Dahl shrieked in surprise. "It speaks!"
"He understands rank," Elle said, after a second. "Wait, then why do you listen to me?"
"You are my supreme authority," Commander Stabby said.
Elle gulped. Was the start of an episode where technology went Horribly Wrong? "Actually I think Captain Kirk is your supreme authority," she said.
"You are my creator," he said.
"Okay, you have a point. But I'm gonna need you to follow Star Fleet protocol," Elle told it hopefully.
"I am not aware of protocol," Commander Stabby said. "Please provide."
A quick download later, he agreed to comply with cleaner bot regulations and protocols and listen to the head of maintenance. He went on standby mode to finish charging.
"How much AI did you put in its module?" Dahl asked.
Elle waved her hands. "I don't know, like, the basics? I used the Rec Deck's personality subroutines as my base and just added a dash of R2D2."

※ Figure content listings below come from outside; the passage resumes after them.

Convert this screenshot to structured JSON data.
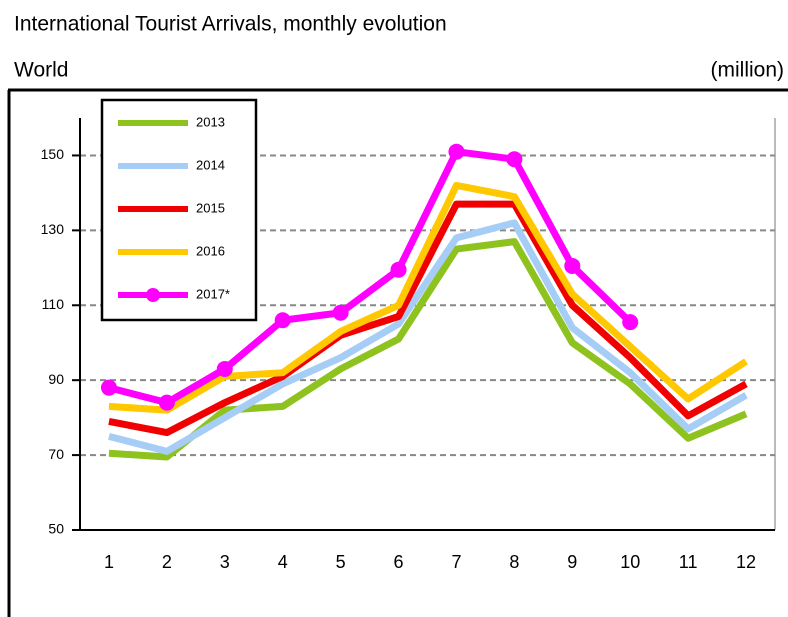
{
  "chart_data": {
    "type": "line",
    "title": "International Tourist Arrivals, monthly evolution",
    "subtitle": "World",
    "unit_label": "(million)",
    "categories": [
      "1",
      "2",
      "3",
      "4",
      "5",
      "6",
      "7",
      "8",
      "9",
      "10",
      "11",
      "12"
    ],
    "series": [
      {
        "name": "2013",
        "color": "#8dc21f",
        "values": [
          70.5,
          69.5,
          82,
          83,
          93,
          101,
          125,
          127,
          100,
          89,
          74.5,
          81
        ]
      },
      {
        "name": "2014",
        "color": "#a6cdf5",
        "values": [
          75,
          71,
          80,
          89,
          96,
          105,
          128,
          132,
          104,
          92,
          77,
          86
        ]
      },
      {
        "name": "2015",
        "color": "#f00000",
        "values": [
          79,
          76,
          84,
          91,
          102,
          107,
          137,
          137,
          110,
          96,
          80.5,
          89
        ]
      },
      {
        "name": "2016",
        "color": "#ffc800",
        "values": [
          83,
          82,
          91,
          92,
          103,
          110,
          142,
          139,
          113,
          99,
          85,
          95
        ]
      },
      {
        "name": "2017*",
        "color": "#ff00ff",
        "markers": true,
        "values": [
          88,
          84,
          93,
          106,
          108,
          119.5,
          151,
          149,
          120.5,
          105.5,
          null,
          null
        ]
      }
    ],
    "ylim": [
      50,
      160
    ],
    "yticks": [
      50,
      70,
      90,
      110,
      130,
      150
    ],
    "grid": true
  }
}
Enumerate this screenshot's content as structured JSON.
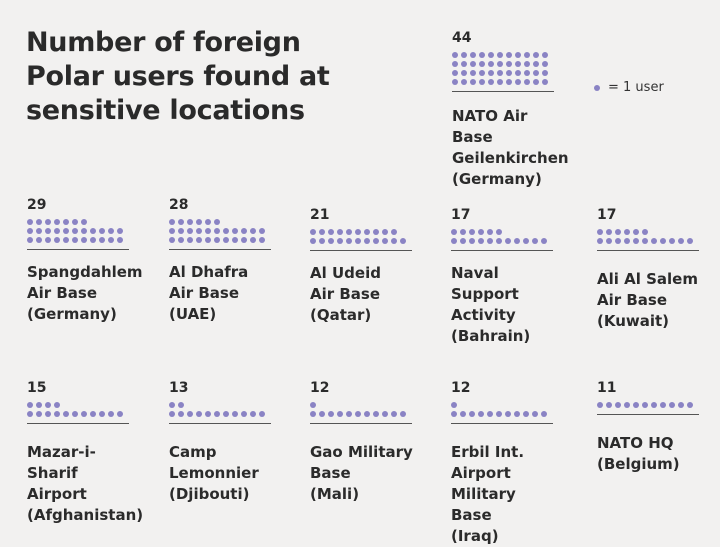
{
  "title": "Number of foreign\nPolar users found at\nsensitive locations",
  "legend": {
    "text": "= 1 user"
  },
  "colors": {
    "dot": "#8a83c4",
    "text": "#2b2b2b",
    "background": "#f2f1f0"
  },
  "chart_data": {
    "type": "dot-array",
    "title": "Number of foreign Polar users found at sensitive locations",
    "unit": "users",
    "categories": [
      "NATO Air Base Geilenkirchen (Germany)",
      "Spangdahlem Air Base (Germany)",
      "Al Dhafra Air Base (UAE)",
      "Al Udeid Air Base (Qatar)",
      "Naval Support Activity (Bahrain)",
      "Ali Al Salem Air Base (Kuwait)",
      "Mazar-i-Sharif Airport (Afghanistan)",
      "Camp Lemonnier (Djibouti)",
      "Gao Military Base (Mali)",
      "Erbil Int. Airport Military Base (Iraq)",
      "NATO HQ (Belgium)"
    ],
    "values": [
      44,
      29,
      28,
      21,
      17,
      17,
      15,
      13,
      12,
      12,
      11
    ],
    "items": [
      {
        "count": 44,
        "label": "NATO Air Base\nGeilenkirchen\n(Germany)"
      },
      {
        "count": 29,
        "label": "Spangdahlem\nAir Base\n(Germany)"
      },
      {
        "count": 28,
        "label": "Al Dhafra\nAir Base\n(UAE)"
      },
      {
        "count": 21,
        "label": "Al Udeid\nAir Base\n(Qatar)"
      },
      {
        "count": 17,
        "label": "Naval Support\nActivity\n(Bahrain)"
      },
      {
        "count": 17,
        "label": "Ali Al Salem\nAir Base\n(Kuwait)"
      },
      {
        "count": 15,
        "label": "Mazar-i-Sharif\nAirport\n(Afghanistan)"
      },
      {
        "count": 13,
        "label": "Camp\nLemonnier\n(Djibouti)"
      },
      {
        "count": 12,
        "label": "Gao Military\nBase\n(Mali)"
      },
      {
        "count": 12,
        "label": "Erbil Int. Airport\nMilitary Base\n(Iraq)"
      },
      {
        "count": 11,
        "label": "NATO HQ\n(Belgium)"
      }
    ]
  }
}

"Elle, are we about to have a swearing robot on our ship?" Dahl asked solemnly.
"Um, no?"
Dahl smirked. "Aw, that would've been hilarious."
"If he's a Star Fleet officer he can't swear anyways," Elle pointed out. "If that's all, Commmander?"
"That's all. We should color more of them. He's a cheerful little bot."
Elle grinned. "That'd be neat," she agreed, and skedaddled before she could be volunteered into repainting bots all day. Not that she wouldn't gladly take painting bots over five-dimensional math, but Chekov was going to be sad if she skipped class on him.